Quel sera votre plan d’action pour «soigner» la réputation de la clinique après ce drame ?

Avant, j’entendais dire, comme tout le monde, qu’à Sbihi, les femmes sont reçues par terre, agressées verbalement et même physiquement. J’entendais dire que Sbihi était une boucherie. Mais je vous assure que de l’intérieur, on voit les choses autrement. Je tiens à signaler aussi que l’inconscience de certaines femmes ne nous facilite pas la tâche (elles ne suivent pas pendant la grosse, certaines sont âgées, d’autres nous cachent leurs maladies, etc). Toutefois, la mise en fonction du pôle d’Azazga avec cinq gynécologues, nous soulagera un peu, vu qu’il prendra en charge les patientes d’Azazga. On souhaite que les gynécologues qui sont dans la périphérie prennent en charge les patientes qui sont dans leurs localités. On a un problème d’orientation des malades. On nous envoie des fois des patientes qui peuvent être prises en charge facilement à leur niveau. Les patientes de Tizi-Ouzou ne représentent que 40% des admises. On reçoit même des malades de Béjaïa, d’Oran, de M’sila, de Bordj Bou-Arréridj… Si chaque établissement faisait son travail correctement, on aurait eu moins de charge et une meilleure prise en charge. On gère la situation au jour le jour. On compte sur les autorités pour avoir un établissement plus spacieux, plus apte à répondre à la demande. Nous appelons les établissements voisins à nous envoyer des sages-femmes pour nous «dépanner». On ne lésine pas sur les moyens et autres équipements, on achète tout ce qu’il faut mais malheureusement, le problème qui se pose est l’usure. Le manque de réactifs est un problème de taille auquel il faut remédier prochainement. D’ailleurs, je remercie le CHU qui nous dépanne souvent sur tous les plans.

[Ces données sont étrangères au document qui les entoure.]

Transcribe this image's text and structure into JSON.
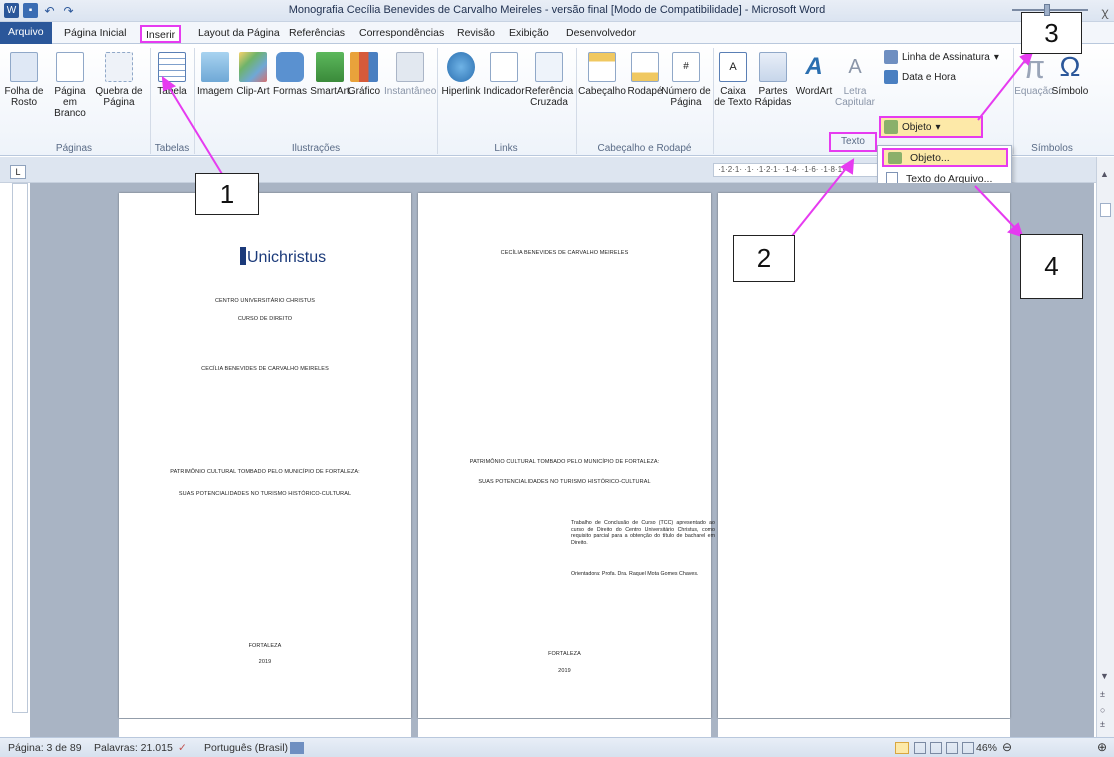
{
  "window": {
    "title": "Monografia Cecília Benevides de Carvalho Meireles - versão final [Modo de Compatibilidade] - Microsoft Word",
    "quick_access": [
      "word-icon",
      "save-icon",
      "undo-icon",
      "redo-icon"
    ],
    "close_glyph": "ꭓ"
  },
  "tabs": [
    "Arquivo",
    "Página Inicial",
    "Inserir",
    "Layout da Página",
    "Referências",
    "Correspondências",
    "Revisão",
    "Exibição",
    "Desenvolvedor"
  ],
  "ribbon": {
    "paginas": {
      "b1": "Folha de Rosto",
      "b2": "Página em Branco",
      "b3": "Quebra de Página",
      "label": "Páginas"
    },
    "tabelas": {
      "b1": "Tabela",
      "label": "Tabelas"
    },
    "ilustracoes": {
      "b1": "Imagem",
      "b2": "Clip-Art",
      "b3": "Formas",
      "b4": "SmartArt",
      "b5": "Gráfico",
      "b6": "Instantâneo",
      "label": "Ilustrações"
    },
    "links": {
      "b1": "Hiperlink",
      "b2": "Indicador",
      "b3": "Referência Cruzada",
      "label": "Links"
    },
    "cabecalho": {
      "b1": "Cabeçalho",
      "b2": "Rodapé",
      "b3": "Número de Página",
      "label": "Cabeçalho e Rodapé"
    },
    "texto": {
      "b1": "Caixa de Texto",
      "b2": "Partes Rápidas",
      "b3": "WordArt",
      "b4": "Letra Capitular",
      "s1": "Linha de Assinatura",
      "s2": "Data e Hora",
      "s3": "Objeto",
      "label": "Texto"
    },
    "simbolos": {
      "b1": "Equação",
      "b2": "Símbolo",
      "label": "Símbolos",
      "pi": "π",
      "omega": "Ω"
    }
  },
  "dropdown": {
    "item1": "Objeto...",
    "item2": "Texto do Arquivo..."
  },
  "ruler": {
    "corner": "L",
    "strip": "·1·2·1·  ·1·  ·1·2·1·  ·1·4·  ·1·6·  ·1·8·1·"
  },
  "pages": {
    "p1": {
      "logo": "Unichristus",
      "inst": "CENTRO UNIVERSITÁRIO CHRISTUS",
      "course": "CURSO DE DIREITO",
      "author": "CECÍLIA BENEVIDES DE CARVALHO MEIRELES",
      "title": "PATRIMÔNIO CULTURAL TOMBADO PELO MUNICÍPIO DE FORTALEZA:",
      "subtitle": "SUAS POTENCIALIDADES NO TURISMO HISTÓRICO-CULTURAL",
      "city": "FORTALEZA",
      "year": "2019"
    },
    "p2": {
      "author": "CECÍLIA BENEVIDES DE CARVALHO MEIRELES",
      "title": "PATRIMÔNIO CULTURAL TOMBADO PELO MUNICÍPIO DE FORTALEZA:",
      "subtitle": "SUAS POTENCIALIDADES NO TURISMO HISTÓRICO-CULTURAL",
      "note": "Trabalho de Conclusão de Curso (TCC) apresentado ao curso de Direito do Centro Universitário Christus, como requisito parcial para a obtenção do título de bacharel em Direito.",
      "advisor": "Orientadora: Profa. Dra. Raquel Mota Gomes Chaves.",
      "city": "FORTALEZA",
      "year": "2019"
    }
  },
  "callouts": [
    "1",
    "2",
    "3",
    "4"
  ],
  "statusbar": {
    "page": "Página: 3 de 89",
    "words": "Palavras: 21.015",
    "lang": "Português (Brasil)",
    "zoom": "46%",
    "zoom_level": 0.46
  },
  "colors": {
    "accent": "#2b579a",
    "highlight": "#e63bf0",
    "workspace": "#a9b4c4"
  }
}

Justement, des rumeurs sous-tendent un éventuel rattachement de votre structure au CHU…

Je ne peux pas me situer, Sbihi Tassadit est un établissement autonome créé par décret exécutif en 1997, le rattacher remettra en cause ce décret. Pour ce faire, il faut une réorganisation de la carte sanitaire; d’ailleurs, une nouvelle est en cours de préparation. Pour le moment, il n’y a pas de démarche concrète dans ce sens. En tout cas, si cela arrive à se concrétiser, on sera soulagé.

On vous laisse conclure …

Il faut être à l’intérieur de Sbihi pour comprendre la pression que nous vivons. On n’a pas le droit à l’erreur, on est tout le temps vigilants, 24h sur 24. Je suis ravie d’intégrer l’équipe de Sbihi malgré la charge de travail. On est très loin de la moyenne nationale de mortalité qui est de 11%. J’appelle les époux à casser certains tabous qui mettent en danger la vie des parturientes.